The access to space and lack of worries about products rotting or falling out of fashion are giving Canadian Tire an edge in a growing fight to get items into customers hands in time for the holiday season.
Throughout the pandemic, retailers have warned consumers could be waiting longer for purchases to arrive or find few of their most desire products available because of port worker strikes and closures, slowdowns at factories and soaring shipping container costs.
The Drewry World Container Index showed the rate to move a container from Rotterdam to New York reached US$6,255 this week and surged by 211 per cent since last year.
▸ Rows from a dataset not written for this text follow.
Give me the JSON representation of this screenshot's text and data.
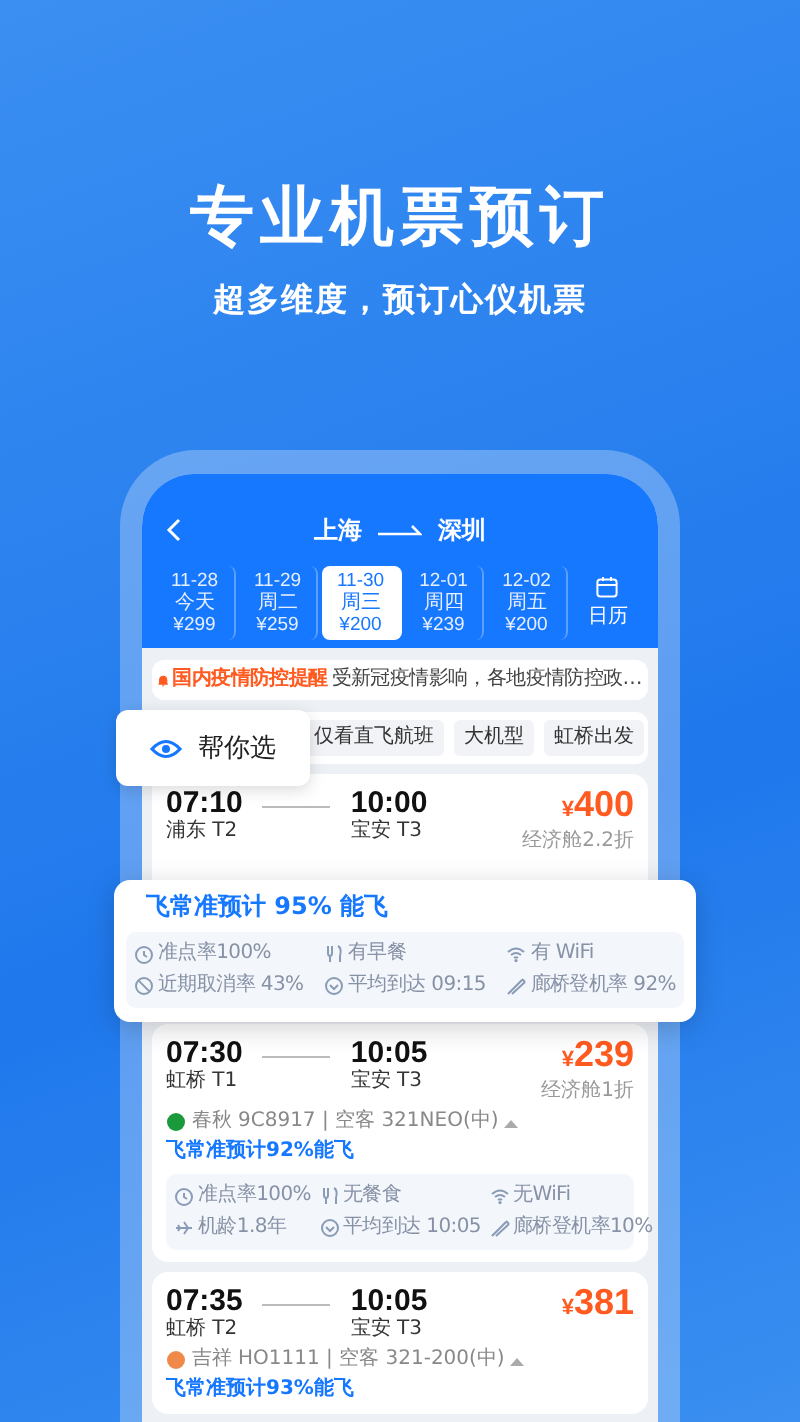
{
  "hero": {
    "title": "专业机票预订",
    "subtitle": "超多维度，预订心仪机票"
  },
  "header": {
    "from": "上海",
    "to": "深圳",
    "calendar_label": "日历"
  },
  "dates": [
    {
      "date": "11-28",
      "day": "今天",
      "price": "¥299",
      "selected": false
    },
    {
      "date": "11-29",
      "day": "周二",
      "price": "¥259",
      "selected": false
    },
    {
      "date": "11-30",
      "day": "周三",
      "price": "¥200",
      "selected": true
    },
    {
      "date": "12-01",
      "day": "周四",
      "price": "¥239",
      "selected": false
    },
    {
      "date": "12-02",
      "day": "周五",
      "price": "¥200",
      "selected": false
    }
  ],
  "notice": {
    "title": "国内疫情防控提醒",
    "text": "受新冠疫情影响，各地疫情防控政…"
  },
  "filters": [
    "仅看直飞航班",
    "大机型",
    "虹桥出发"
  ],
  "pick_button": "帮你选",
  "highlight": {
    "forecast": "飞常准预计 95% 能飞",
    "amenities": [
      {
        "kind": "clock",
        "text": "准点率100%"
      },
      {
        "kind": "meal",
        "text": "有早餐"
      },
      {
        "kind": "wifi",
        "text": "有 WiFi"
      },
      {
        "kind": "cancel",
        "text": "近期取消率 43%"
      },
      {
        "kind": "arrival",
        "text": "平均到达 09:15"
      },
      {
        "kind": "bridge",
        "text": "廊桥登机率 92%"
      }
    ]
  },
  "flights": [
    {
      "dep_time": "07:10",
      "arr_time": "10:00",
      "dep_airport": "浦东 T2",
      "arr_airport": "宝安 T3",
      "currency": "¥",
      "price": "400",
      "cabin": "经济舱2.2折"
    },
    {
      "dep_time": "07:30",
      "arr_time": "10:05",
      "dep_airport": "虹桥 T1",
      "arr_airport": "宝安 T3",
      "currency": "¥",
      "price": "239",
      "cabin": "经济舱1折",
      "airline": {
        "name": "春秋",
        "details": "9C8917 | 空客 321NEO(中)",
        "color": "#1a9a3a"
      },
      "forecast": "飞常准预计92%能飞",
      "amenities": [
        {
          "kind": "clock",
          "text": "准点率100%"
        },
        {
          "kind": "meal",
          "text": "无餐食"
        },
        {
          "kind": "wifi",
          "text": "无WiFi"
        },
        {
          "kind": "plane",
          "text": "机龄1.8年"
        },
        {
          "kind": "arrival",
          "text": "平均到达 10:05"
        },
        {
          "kind": "bridge",
          "text": "廊桥登机率10%"
        }
      ]
    },
    {
      "dep_time": "07:35",
      "arr_time": "10:05",
      "dep_airport": "虹桥 T2",
      "arr_airport": "宝安 T3",
      "currency": "¥",
      "price": "381",
      "airline": {
        "name": "吉祥",
        "details": "HO1111 | 空客 321-200(中)",
        "color": "#f08a4b"
      },
      "forecast": "飞常准预计93%能飞"
    }
  ]
}
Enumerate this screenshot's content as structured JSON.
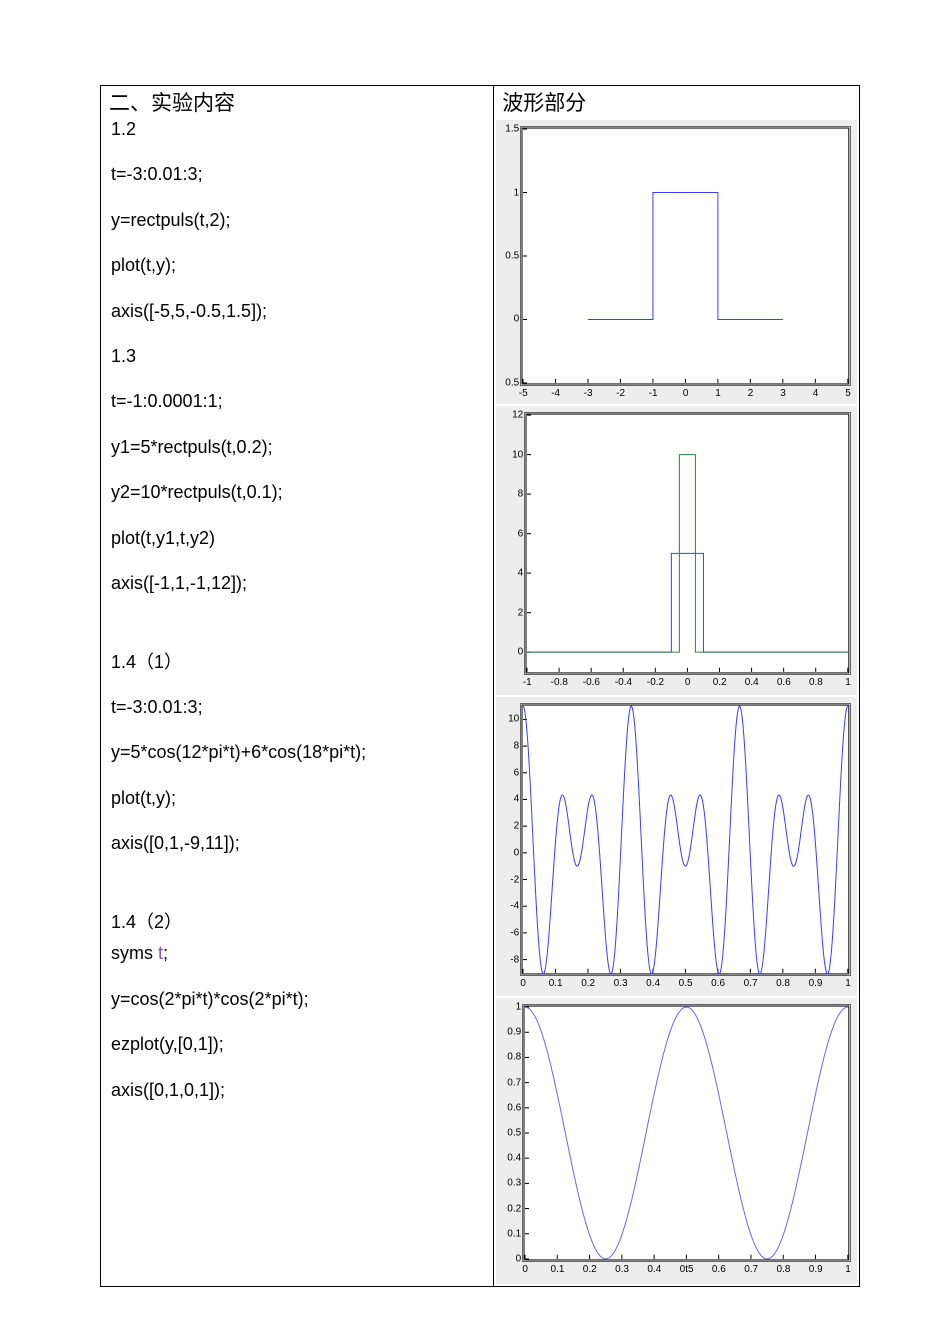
{
  "layout": {
    "left_header": "二、实验内容",
    "right_header": "波形部分"
  },
  "code": {
    "s12": "1.2",
    "s12_l1": "t=-3:0.01:3;",
    "s12_l2": "y=rectpuls(t,2);",
    "s12_l3": "plot(t,y);",
    "s12_l4": "axis([-5,5,-0.5,1.5]);",
    "s13": "1.3",
    "s13_l1": "t=-1:0.0001:1;",
    "s13_l2": "y1=5*rectpuls(t,0.2);",
    "s13_l3": "y2=10*rectpuls(t,0.1);",
    "s13_l4": "plot(t,y1,t,y2)",
    "s13_l5": "axis([-1,1,-1,12]);",
    "s14a": "1.4（1）",
    "s14a_l1": "t=-3:0.01:3;",
    "s14a_l2": "y=5*cos(12*pi*t)+6*cos(18*pi*t);",
    "s14a_l3": "plot(t,y);",
    "s14a_l4": "axis([0,1,-9,11]);",
    "s14b": "1.4（2）",
    "s14b_pre": "syms  ",
    "s14b_t": "t",
    "s14b_post": ";",
    "s14b_l2": "y=cos(2*pi*t)*cos(2*pi*t);",
    "s14b_l3": "ezplot(y,[0,1]);",
    "s14b_l4": "axis([0,1,0,1]);"
  },
  "chart_data": [
    {
      "type": "line",
      "title": "",
      "xlabel": "",
      "ylabel": "",
      "xlim": [
        -5,
        5
      ],
      "ylim": [
        -0.5,
        1.5
      ],
      "xticks": [
        -5,
        -4,
        -3,
        -2,
        -1,
        0,
        1,
        2,
        3,
        4,
        5
      ],
      "yticks": [
        0.5,
        0,
        0.5,
        1,
        1.5
      ],
      "ytick_labels": [
        "0.5",
        "0",
        "0.5",
        "1",
        "1.5"
      ],
      "series": [
        {
          "name": "rectpuls(t,2)",
          "color": "#3b3bff",
          "x": [
            -3,
            -1,
            -1,
            1,
            1,
            3
          ],
          "y": [
            0,
            0,
            1,
            1,
            0,
            0
          ]
        }
      ]
    },
    {
      "type": "line",
      "title": "",
      "xlabel": "",
      "ylabel": "",
      "xlim": [
        -1,
        1
      ],
      "ylim": [
        -1,
        12
      ],
      "xticks": [
        -1,
        -0.8,
        -0.6,
        -0.4,
        -0.2,
        0,
        0.2,
        0.4,
        0.6,
        0.8,
        1
      ],
      "yticks": [
        0,
        2,
        4,
        6,
        8,
        10,
        12
      ],
      "series": [
        {
          "name": "5*rectpuls(t,0.2)",
          "color": "#3b3bff",
          "x": [
            -1,
            -0.1,
            -0.1,
            0.1,
            0.1,
            1
          ],
          "y": [
            0,
            0,
            5,
            5,
            0,
            0
          ]
        },
        {
          "name": "10*rectpuls(t,0.1)",
          "color": "#2a8a2a",
          "x": [
            -1,
            -0.05,
            -0.05,
            0.05,
            0.05,
            1
          ],
          "y": [
            0,
            0,
            10,
            10,
            0,
            0
          ]
        }
      ]
    },
    {
      "type": "line",
      "title": "",
      "xlabel": "",
      "ylabel": "",
      "xlim": [
        0,
        1
      ],
      "ylim": [
        -9,
        11
      ],
      "xticks": [
        0,
        0.1,
        0.2,
        0.3,
        0.4,
        0.5,
        0.6,
        0.7,
        0.8,
        0.9,
        1
      ],
      "yticks": [
        -8,
        -6,
        -4,
        -2,
        0,
        2,
        4,
        6,
        8,
        10
      ],
      "series": [
        {
          "name": "5cos(12πt)+6cos(18πt)",
          "color": "#3b3bff",
          "formula": "5*cos(12*pi*t)+6*cos(18*pi*t)"
        }
      ]
    },
    {
      "type": "line",
      "title": "",
      "xlabel": "t",
      "ylabel": "",
      "xlim": [
        0,
        1
      ],
      "ylim": [
        0,
        1
      ],
      "xticks": [
        0,
        0.1,
        0.2,
        0.3,
        0.4,
        0.5,
        0.6,
        0.7,
        0.8,
        0.9,
        1
      ],
      "yticks": [
        0,
        0.1,
        0.2,
        0.3,
        0.4,
        0.5,
        0.6,
        0.7,
        0.8,
        0.9,
        1
      ],
      "series": [
        {
          "name": "cos(2πt)^2",
          "color": "#6a6ad8",
          "formula": "cos(2*pi*t)^2"
        }
      ]
    }
  ]
}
The Shanghai-Rotterdam route was even more expensive at US$13,801, up 498 per cent from last year.
To cope, Canadian Tire chartered four ships to get its products — namely Christmas and winter items — to Canada in time for the fourth quarter.
Supply chain issues, earlier holiday shopping could lead to empty shelves, higher prices: economist
It also turned its attention to parts of the supply chain it can exert more influence over.
For example, Hicks said more than one-third of the company’s revenue comes from its own brands or products it has exclusive selling rights to like lights line Noma, Mastercraft tools and Denver Hayes apparel.
The arrangements mean “we are in control of when and where goods are produced,” Hicks said, and gave the company the ability to “order more and earlier” to stave off shortages.
“We also have line of sight into the shipping from factories and a clear understanding where input shortages may require longer lead times, where cost inflation might lead to higher product costs, or in cases of longer term shortages and inflation, a product redesign,” he said.
The handle Canadian Tire has on its supply chain gave it the confidence to raise its quarterly dividend to $1.30 per share, up from $1.175 per share.
The increased payment to shareholders came as the company reported a profit attributable to shareholders of $243.7 million or $3.97 per diluted share for quarter ended Oct. 2, down from a profit of $296.3 million or $4.84 per diluted share in the same quarter last year.
Revenue totalled $3.91 billion, down from $3.99 billion a year earlier.
On a normalized basis, Canadian Tire says it earned $4.20 per diluted share, down from a normalized profit of $4.93 per diluted share in the same quarter last year.
Analysts on average had expected an adjusted profit of $4.30 per share and $3.97 billion in revenue, according to financial markets data firm Refinitiv.